Zhang Nenggang, Kuznetsov Sergey G, Sharan Shyam K, Li Kaiyi, Rao Pulivarthi H, Pati Debananda
Department of Pediatric Hematology/Oncology, Texas Children's Cancer Center, Baylor College of Medicine, Houston, TX 77030, USA.
J Cell Biol. 2008 Dec 15;183(6):1019-31. doi: 10.1083/jcb.200801157.

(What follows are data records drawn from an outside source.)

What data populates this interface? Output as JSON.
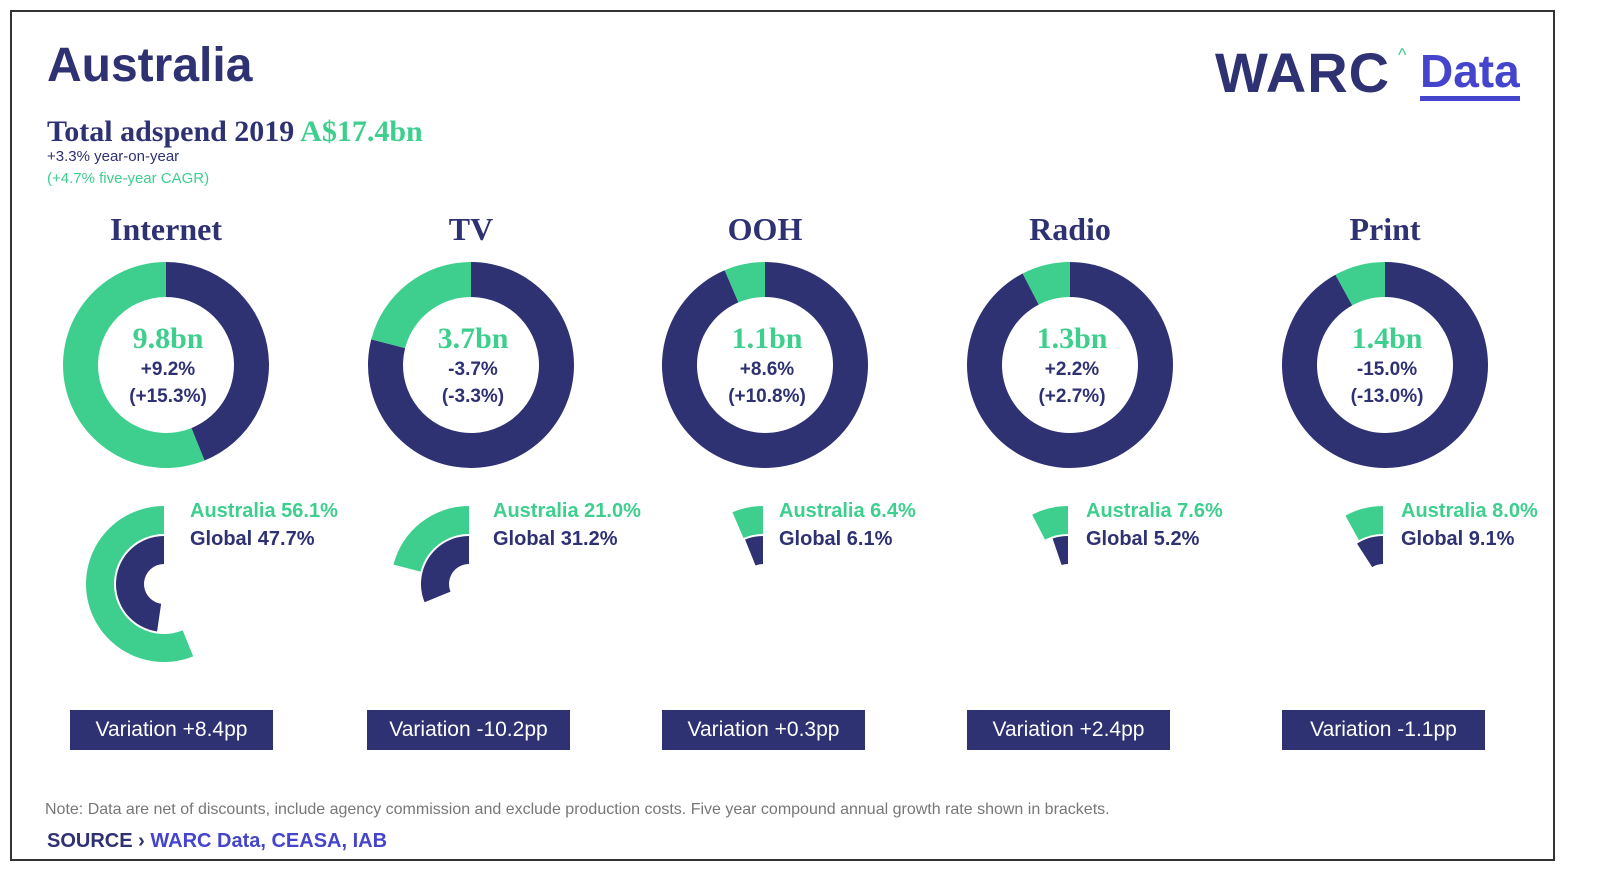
{
  "header": {
    "title": "Australia",
    "subtitle_label": "Total adspend 2019",
    "subtitle_amount": "A$17.4bn",
    "yoy": "+3.3% year-on-year",
    "cagr": "(+4.7% five-year CAGR)"
  },
  "logo": {
    "warc": "WARC",
    "caret": "^",
    "data": "Data"
  },
  "colors": {
    "navy": "#2e3172",
    "green": "#3ecf8e",
    "blue": "#4444cc",
    "note_grey": "#777777"
  },
  "chart_data": {
    "type": "donut",
    "series_names": [
      "Australia",
      "Global"
    ],
    "categories": [
      "Internet",
      "TV",
      "OOH",
      "Radio",
      "Print"
    ],
    "items": [
      {
        "name": "Internet",
        "value": "9.8bn",
        "yoy": "+9.2%",
        "cagr": "(+15.3%)",
        "australia_share": 56.1,
        "global_share": 47.7,
        "australia_label": "Australia 56.1%",
        "global_label": "Global 47.7%",
        "variation": "Variation +8.4pp"
      },
      {
        "name": "TV",
        "value": "3.7bn",
        "yoy": "-3.7%",
        "cagr": "(-3.3%)",
        "australia_share": 21.0,
        "global_share": 31.2,
        "australia_label": "Australia 21.0%",
        "global_label": "Global 31.2%",
        "variation": "Variation -10.2pp"
      },
      {
        "name": "OOH",
        "value": "1.1bn",
        "yoy": "+8.6%",
        "cagr": "(+10.8%)",
        "australia_share": 6.4,
        "global_share": 6.1,
        "australia_label": "Australia 6.4%",
        "global_label": "Global 6.1%",
        "variation": "Variation +0.3pp"
      },
      {
        "name": "Radio",
        "value": "1.3bn",
        "yoy": "+2.2%",
        "cagr": "(+2.7%)",
        "australia_share": 7.6,
        "global_share": 5.2,
        "australia_label": "Australia 7.6%",
        "global_label": "Global 5.2%",
        "variation": "Variation +2.4pp"
      },
      {
        "name": "Print",
        "value": "1.4bn",
        "yoy": "-15.0%",
        "cagr": "(-13.0%)",
        "australia_share": 8.0,
        "global_share": 9.1,
        "australia_label": "Australia 8.0%",
        "global_label": "Global 9.1%",
        "variation": "Variation -1.1pp"
      }
    ]
  },
  "footer": {
    "note": "Note: Data are net of discounts, include agency commission and exclude production costs. Five year compound annual growth rate shown in brackets.",
    "source_label": "SOURCE ›",
    "source_value": "WARC Data, CEASA, IAB"
  }
}
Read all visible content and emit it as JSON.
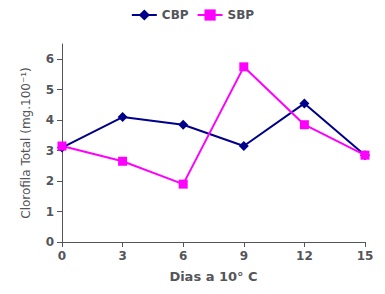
{
  "chart_data": {
    "type": "line",
    "xlabel": "Dias a 10° C",
    "ylabel": "Clorofila Total (mg.100⁻¹)",
    "x": [
      0,
      3,
      6,
      9,
      12,
      15
    ],
    "xlim": [
      0,
      15
    ],
    "xticks": [
      0,
      3,
      6,
      9,
      12,
      15
    ],
    "ylim": [
      0,
      6.5
    ],
    "yticks": [
      0,
      1,
      2,
      3,
      4,
      5,
      6
    ],
    "grid": false,
    "legend": "top",
    "series": [
      {
        "name": "CBP",
        "color": "#00008B",
        "marker": "diamond",
        "values": [
          3.1,
          4.1,
          3.85,
          3.15,
          4.55,
          2.85
        ]
      },
      {
        "name": "SBP",
        "color": "#FF00FF",
        "marker": "square",
        "values": [
          3.15,
          2.65,
          1.9,
          5.75,
          3.85,
          2.85
        ]
      }
    ]
  }
}
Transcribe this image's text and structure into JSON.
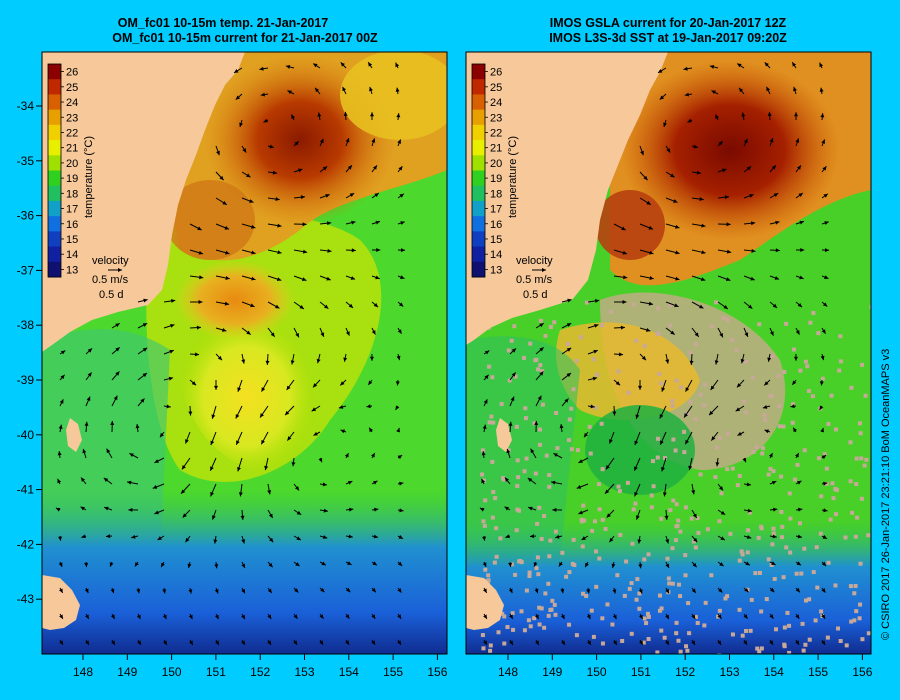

The cohesin complex is responsible for the accurate separation of sister chromatids into two daughter cells. Several models for the cohesin complex have been proposed, but the one-ring embrace model currently predominates the field. However, the static configuration of the embrace model is not flexible enough for cohesins to perform their functions during DNA replication, transcription, and DNA repair. We used coimmunoprecipitation, a protein fragment complement assay, and a yeast two-hybrid assay to analyze the protein-protein interactions among cohesin subunits. The results show that three of the four human cohesin core subunits (Smc1, Smc3, and Rad21) interact with themselves in an Scc3 (SA1/SA2)-dependent manner. These data support a two-ring handcuff model for the cohesin complex, which is flexible enough to establish and maintain sister chromatid cohesion as well as ensure the fidelity of chromosome segregation in higher eukaryotes.
黏连蛋白复合体负责将姐妹染色单体准确分离到两个子细胞中。目前已经提出了几种关于黏连蛋白复合体的模型,但单环拥抱模型目前在该领域占主导地位。然而,拥抱模型的静态构型对于黏连蛋白在DNA复制、转录和DNA修复过程中发挥其功能来说不够灵活。我们使用了免疫共沉淀、蛋白质片段互补分析和酵母双杂交分析来分析黏连蛋白亚基之间的蛋白质-蛋白质相互作用。结果表明,四个人类黏连蛋白核心亚基中的三个(Smc1、Smc3和Rad21)以依赖Scc3(SA1/SA2)的方式与自身相互作用。这些数据支持了黏连蛋白复合体的双环手铐模型,该模型足够灵活,能够建立和维持姐妹染色单体的黏连,并确保高等真核生物中染色体分离的准确性。